Tylos smiled at that. ‘I will take that as a compliment. But your sleep betrays you, Xavir. Who is this Lysha you cry out about in the night?’
Xavir stared hard at him, but the black man’s gaze and manner were soft in return. ‘A mistake. A long time ago. That’s all. Quoting Krendansos’s words, I am a gnarled oak ill indeed from wounds.’
‘Yet you do not have nightmares from your days of battle? That is what I find most peculiar.’
‘If anything, I am wounded from the absence of war, Tylos. Warfare, battle, the killing was all normal for me. I need the danger and the blood-letting to thrive.’
‘And Lysha? What part did she play in your wounds?’ Tylos asked.
‘Enough.’ Xavir sighed and rolled away
with his back to the Chambrek man. ‘That’s not something I’m prepared to talk about.’
‘I understand,’ Tylos said quietly. ‘But just remember, such wounds can fester and poison a life if they remain untreated.’
Xavir said nothing and stared into the dark until the sun rose.
Memories
The past few days had remained largely uneventful for Elysia, save the excitement of Birgitta’s excursion the afternoon before. Birgitta had only intended to look at the path ahead while Elysia set up camp and prepared food. Elysia had started to worry when the older woman hadn’t returned after a couple of hours and was about to set off after her when Birgitta arrived, flushed by her recent adventures. Elysia was astounded by the description of the magical battle and wished she had been there to see it herself.

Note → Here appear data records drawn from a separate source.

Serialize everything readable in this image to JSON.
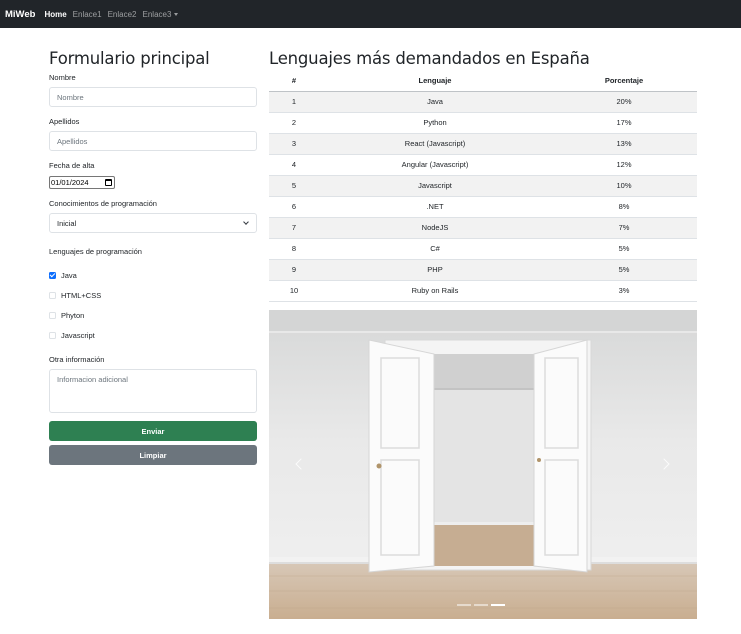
{
  "navbar": {
    "brand": "MiWeb",
    "links": [
      "Home",
      "Enlace1",
      "Enlace2",
      "Enlace3"
    ]
  },
  "form": {
    "title": "Formulario principal",
    "nombre_label": "Nombre",
    "nombre_placeholder": "Nombre",
    "apellidos_label": "Apellidos",
    "apellidos_placeholder": "Apellidos",
    "fecha_label": "Fecha de alta",
    "fecha_value": "01/01/2024",
    "conocimientos_label": "Conocimientos de programación",
    "conocimientos_value": "Inicial",
    "lenguajes_label": "Lenguajes de programación",
    "lenguajes": [
      {
        "label": "Java",
        "checked": true
      },
      {
        "label": "HTML+CSS",
        "checked": false
      },
      {
        "label": "Phyton",
        "checked": false
      },
      {
        "label": "Javascript",
        "checked": false
      }
    ],
    "otra_label": "Otra información",
    "otra_placeholder": "Informacion adicional",
    "enviar": "Enviar",
    "limpiar": "Limpiar"
  },
  "table": {
    "title": "Lenguajes más demandados en España",
    "headers": [
      "#",
      "Lenguaje",
      "Porcentaje"
    ],
    "rows": [
      [
        "1",
        "Java",
        "20%"
      ],
      [
        "2",
        "Python",
        "17%"
      ],
      [
        "3",
        "React (Javascript)",
        "13%"
      ],
      [
        "4",
        "Angular (Javascript)",
        "12%"
      ],
      [
        "5",
        "Javascript",
        "10%"
      ],
      [
        "6",
        ".NET",
        "8%"
      ],
      [
        "7",
        "NodeJS",
        "7%"
      ],
      [
        "8",
        "C#",
        "5%"
      ],
      [
        "9",
        "PHP",
        "5%"
      ],
      [
        "10",
        "Ruby on Rails",
        "3%"
      ]
    ]
  },
  "carousel": {
    "image": "room-with-open-white-double-doors",
    "slide_count": 3,
    "active_slide": 3,
    "prev_icon": "chevron-left-icon",
    "next_icon": "chevron-right-icon"
  },
  "colors": {
    "navbar_bg": "#212529",
    "accent": "#0d6efd",
    "btn_enviar": "#2e8052",
    "btn_limpiar": "#6c757d"
  }
}
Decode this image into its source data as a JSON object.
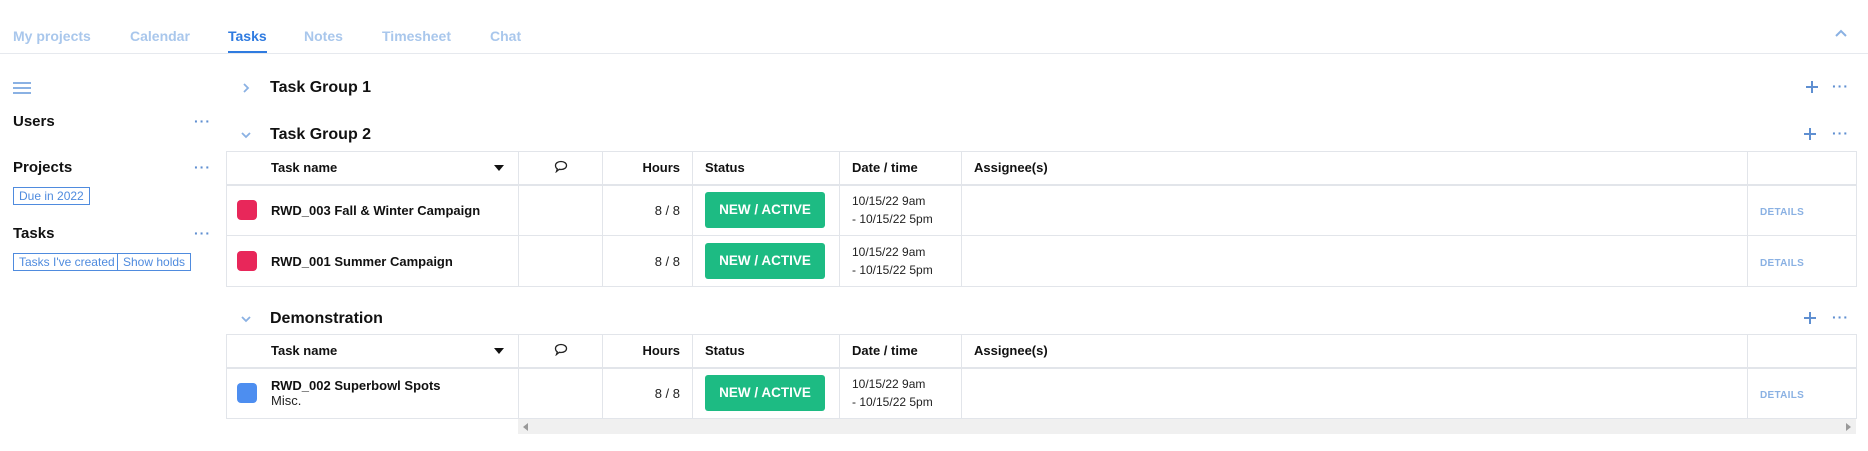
{
  "nav": {
    "tabs": [
      {
        "label": "My projects"
      },
      {
        "label": "Calendar"
      },
      {
        "label": "Tasks"
      },
      {
        "label": "Notes"
      },
      {
        "label": "Timesheet"
      },
      {
        "label": "Chat"
      }
    ],
    "active_tab": "Tasks"
  },
  "sidebar": {
    "sections": [
      {
        "title": "Users",
        "more": "···"
      },
      {
        "title": "Projects",
        "more": "···",
        "chips": [
          "Due in 2022"
        ]
      },
      {
        "title": "Tasks",
        "more": "···",
        "chips": [
          "Tasks I've created",
          "Show holds"
        ]
      }
    ]
  },
  "columns": {
    "name": "Task name",
    "hours": "Hours",
    "status": "Status",
    "date": "Date / time",
    "assignees": "Assignee(s)"
  },
  "groups": [
    {
      "title": "Task Group 1",
      "expanded": false,
      "tasks": []
    },
    {
      "title": "Task Group 2",
      "expanded": true,
      "tasks": [
        {
          "name": "RWD_003 Fall & Winter Campaign",
          "sub": "",
          "color": "#e8275a",
          "hours": "8 / 8",
          "status": "NEW / ACTIVE",
          "date_start": "10/15/22 9am",
          "date_end": "- 10/15/22 5pm",
          "details": "DETAILS"
        },
        {
          "name": "RWD_001 Summer Campaign",
          "sub": "",
          "color": "#e8275a",
          "hours": "8 / 8",
          "status": "NEW / ACTIVE",
          "date_start": "10/15/22 9am",
          "date_end": "- 10/15/22 5pm",
          "details": "DETAILS"
        }
      ]
    },
    {
      "title": "Demonstration",
      "expanded": true,
      "tasks": [
        {
          "name": "RWD_002 Superbowl Spots",
          "sub": "Misc.",
          "color": "#4d8ef0",
          "hours": "8 / 8",
          "status": "NEW / ACTIVE",
          "date_start": "10/15/22 9am",
          "date_end": "- 10/15/22 5pm",
          "details": "DETAILS"
        }
      ]
    }
  ],
  "colors": {
    "accent": "#2f7be0",
    "status_green": "#1dbb83",
    "task_red": "#e8275a",
    "task_blue": "#4d8ef0"
  },
  "icons": {
    "collapse": "chevron-up-icon",
    "menu": "hamburger-icon",
    "add": "plus-icon",
    "more": "more-dots-icon",
    "comments": "comment-bubble-icon",
    "expand": "chevron-right-icon",
    "collapse_group": "chevron-down-icon"
  }
}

Birgitta said that her friends would be joining them soon, but obviously felt no need to fill in any details about them. Elysia was used to that, frustrating though she found it: the sisterhood were experts at keeping information close to their chests.
The weather was calm here, with blue skies and warmth, so Elysia occupied her time by practising with the arrows around the shoreline, willing the shafts to follow the line of the water’s edge with considerable success. Birgitta meanwhile, made frequent trips to the top of the watchtower in order to study the steep hillside. She seemed jumpy about the arrival of these new companions, and when she did come down to the lakeside and watch Elysia practise gave her a look of such uncertainty and even sadness that Elysia wondered just what these newcomers might be bringing with them.
Eventually, when the shadows were short and the heat too intense for them to do anything practical, Birgitta scrambled down from the watchtower and announced: ‘They’re here. Come on, let’s gather up our belongings.’ Birgitta stepped around the fire, gathering a few small books into her bag, and picked up the Staff of Shadows.
Elysia had nothing really to tidy up, so, seated on the ground, she raised her knees to her chest, shaded her eyes and peered up at the surrounding hills. There, to the south, she could see a line of figures zigzagging down the steep hillside.